OpenSSL core developer Ben Laurie claimed that a security audit of OpenSSL would have caught Heartbleed. Software engineer John Walsh commented: The OpenSSL foundation's president, Steve Marquess, said "The mystery is not that a few overworked volunteers missed this bug; the mystery is why it hasn't happened more often." David A. Wheeler described audits as an excellent way to find vulnerabilities in typical cases, but noted that "OpenSSL uses unnecessarily complex structures, which makes it harder to both humans and machines to review." He wrote:
There should be a continuous effort to simplify the code, because otherwise just adding capabilities will slowly increase the software complexity. The code should be refactored over time to make it simple and clear, not just constantly add new features. The goal should be code that is “obviously right”, as opposed to code that is so complicated that “I can’t see any problems”.

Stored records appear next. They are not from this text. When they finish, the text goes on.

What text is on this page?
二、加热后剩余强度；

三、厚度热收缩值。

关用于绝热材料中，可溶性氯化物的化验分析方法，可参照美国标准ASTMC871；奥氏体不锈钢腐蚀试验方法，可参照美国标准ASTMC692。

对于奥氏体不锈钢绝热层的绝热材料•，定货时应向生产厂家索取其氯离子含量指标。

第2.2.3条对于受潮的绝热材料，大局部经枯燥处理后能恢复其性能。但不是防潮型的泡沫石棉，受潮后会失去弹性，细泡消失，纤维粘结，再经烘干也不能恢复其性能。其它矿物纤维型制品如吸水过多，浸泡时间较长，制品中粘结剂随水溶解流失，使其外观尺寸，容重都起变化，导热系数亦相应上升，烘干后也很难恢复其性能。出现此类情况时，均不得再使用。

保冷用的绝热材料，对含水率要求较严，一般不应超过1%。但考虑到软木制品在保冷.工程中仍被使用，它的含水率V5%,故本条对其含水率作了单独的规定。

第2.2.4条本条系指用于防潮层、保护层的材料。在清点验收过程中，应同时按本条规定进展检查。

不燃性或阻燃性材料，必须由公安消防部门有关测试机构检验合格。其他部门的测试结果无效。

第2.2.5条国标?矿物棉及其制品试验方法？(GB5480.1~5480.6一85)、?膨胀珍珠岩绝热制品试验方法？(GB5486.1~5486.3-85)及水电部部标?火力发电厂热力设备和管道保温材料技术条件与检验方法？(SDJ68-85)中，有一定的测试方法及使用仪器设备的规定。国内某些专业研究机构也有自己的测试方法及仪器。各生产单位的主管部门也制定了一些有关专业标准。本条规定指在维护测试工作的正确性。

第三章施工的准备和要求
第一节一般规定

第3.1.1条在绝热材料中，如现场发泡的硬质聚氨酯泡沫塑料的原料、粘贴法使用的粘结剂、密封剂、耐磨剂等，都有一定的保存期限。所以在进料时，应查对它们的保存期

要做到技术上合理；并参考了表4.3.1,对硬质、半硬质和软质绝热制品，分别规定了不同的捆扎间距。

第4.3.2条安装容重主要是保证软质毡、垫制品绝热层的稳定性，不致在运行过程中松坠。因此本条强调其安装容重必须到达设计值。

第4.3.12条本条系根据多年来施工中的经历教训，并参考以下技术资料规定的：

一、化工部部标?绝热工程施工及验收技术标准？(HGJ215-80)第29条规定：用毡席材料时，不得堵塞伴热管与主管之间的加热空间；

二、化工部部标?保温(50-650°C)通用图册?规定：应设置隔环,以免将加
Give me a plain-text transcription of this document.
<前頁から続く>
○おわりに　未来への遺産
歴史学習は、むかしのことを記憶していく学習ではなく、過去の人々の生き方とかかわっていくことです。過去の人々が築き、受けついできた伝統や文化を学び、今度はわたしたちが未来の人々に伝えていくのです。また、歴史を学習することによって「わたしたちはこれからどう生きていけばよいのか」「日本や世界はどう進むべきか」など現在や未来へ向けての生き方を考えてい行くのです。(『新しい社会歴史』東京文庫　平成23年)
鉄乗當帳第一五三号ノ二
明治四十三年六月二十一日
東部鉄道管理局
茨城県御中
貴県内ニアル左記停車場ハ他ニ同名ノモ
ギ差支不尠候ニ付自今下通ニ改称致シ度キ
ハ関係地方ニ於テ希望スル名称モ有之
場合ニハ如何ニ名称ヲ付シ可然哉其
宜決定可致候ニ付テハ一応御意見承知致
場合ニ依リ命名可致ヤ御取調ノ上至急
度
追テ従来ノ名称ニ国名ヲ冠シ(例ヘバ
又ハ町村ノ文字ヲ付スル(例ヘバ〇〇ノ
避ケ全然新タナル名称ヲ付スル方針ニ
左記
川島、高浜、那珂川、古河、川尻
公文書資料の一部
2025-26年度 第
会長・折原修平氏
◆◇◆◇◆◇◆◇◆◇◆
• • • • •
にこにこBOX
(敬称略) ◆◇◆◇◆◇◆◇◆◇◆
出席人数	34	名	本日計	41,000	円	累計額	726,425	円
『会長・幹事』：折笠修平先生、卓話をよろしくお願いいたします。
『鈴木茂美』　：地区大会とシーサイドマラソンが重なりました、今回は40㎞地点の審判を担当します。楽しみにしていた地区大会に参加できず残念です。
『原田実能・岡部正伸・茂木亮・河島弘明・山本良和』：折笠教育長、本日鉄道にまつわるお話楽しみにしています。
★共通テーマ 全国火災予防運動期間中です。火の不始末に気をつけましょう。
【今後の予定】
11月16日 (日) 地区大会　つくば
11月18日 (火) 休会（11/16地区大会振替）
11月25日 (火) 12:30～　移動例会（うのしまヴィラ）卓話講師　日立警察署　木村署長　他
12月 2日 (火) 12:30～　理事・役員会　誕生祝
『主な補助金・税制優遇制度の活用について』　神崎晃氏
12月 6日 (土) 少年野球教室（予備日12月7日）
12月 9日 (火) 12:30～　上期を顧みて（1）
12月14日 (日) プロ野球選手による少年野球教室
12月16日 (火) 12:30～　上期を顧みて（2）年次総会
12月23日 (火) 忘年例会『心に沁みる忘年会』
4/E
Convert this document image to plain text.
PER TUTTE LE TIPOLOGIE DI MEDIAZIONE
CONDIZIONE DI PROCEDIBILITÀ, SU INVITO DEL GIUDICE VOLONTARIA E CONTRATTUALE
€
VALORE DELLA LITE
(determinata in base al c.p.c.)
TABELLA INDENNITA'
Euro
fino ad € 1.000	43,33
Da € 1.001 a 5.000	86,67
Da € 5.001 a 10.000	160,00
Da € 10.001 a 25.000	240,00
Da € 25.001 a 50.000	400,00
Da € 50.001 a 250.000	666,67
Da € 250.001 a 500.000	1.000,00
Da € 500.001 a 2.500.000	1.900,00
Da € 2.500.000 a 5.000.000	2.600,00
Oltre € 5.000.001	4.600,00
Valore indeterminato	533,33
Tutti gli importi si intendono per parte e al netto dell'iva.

LibreSSL made a big code cleanup, removing more than 90,000 lines of C code just in its first week.
According to security researcher Dan Kaminsky, Heartbleed is sign of an economic problem which needs to be fixed. Seeing the time taken to catch this simple error in a simple feature from a "critical" dependency, Kaminsky fears numerous future vulnerabilities if nothing is done. When Heartbleed was discovered, OpenSSL was maintained by a handful of volunteers, only one of whom worked full-time. Yearly donations to the OpenSSL project were about US$2,000. The Heartbleed website from Codenomicon advised money donations to the OpenSSL project. After learning about donations for the 2 or 3 days following Heartbleed's disclosure totaling US$841, Kaminsky commented "We are building the most important technologies for the global economy on shockingly underfunded infrastructure." Core developer Ben Laurie has qualified the project as "completely unfunded". Although the OpenSSL Software Foundation has no bug bounty program, the Internet Bug Bounty initiative awarded US$15,000 to Google's Neel Mehta, who discovered Heartbleed, for his responsible disclosure.
Paul Chiusano suggested Heartbleed may have resulted from failed software economics.
The industry's collective response to the crisis was the Core Infrastructure Initiative, a multimillion-dollar project announced by the Linux Foundation on April 24, 2014 to provide funds to critical elements of the global information infrastructure. The initiative intends to allow lead developers to work full-time on their projects and to pay for security audits, hardware and software infrastructure, travel, and other expenses. OpenSSL is a candidate to become the first recipient of the initiative's funding.
After the discovery Google established Project Zero which is tasked with finding zero-day vulnerabilities to help secure the Web and society.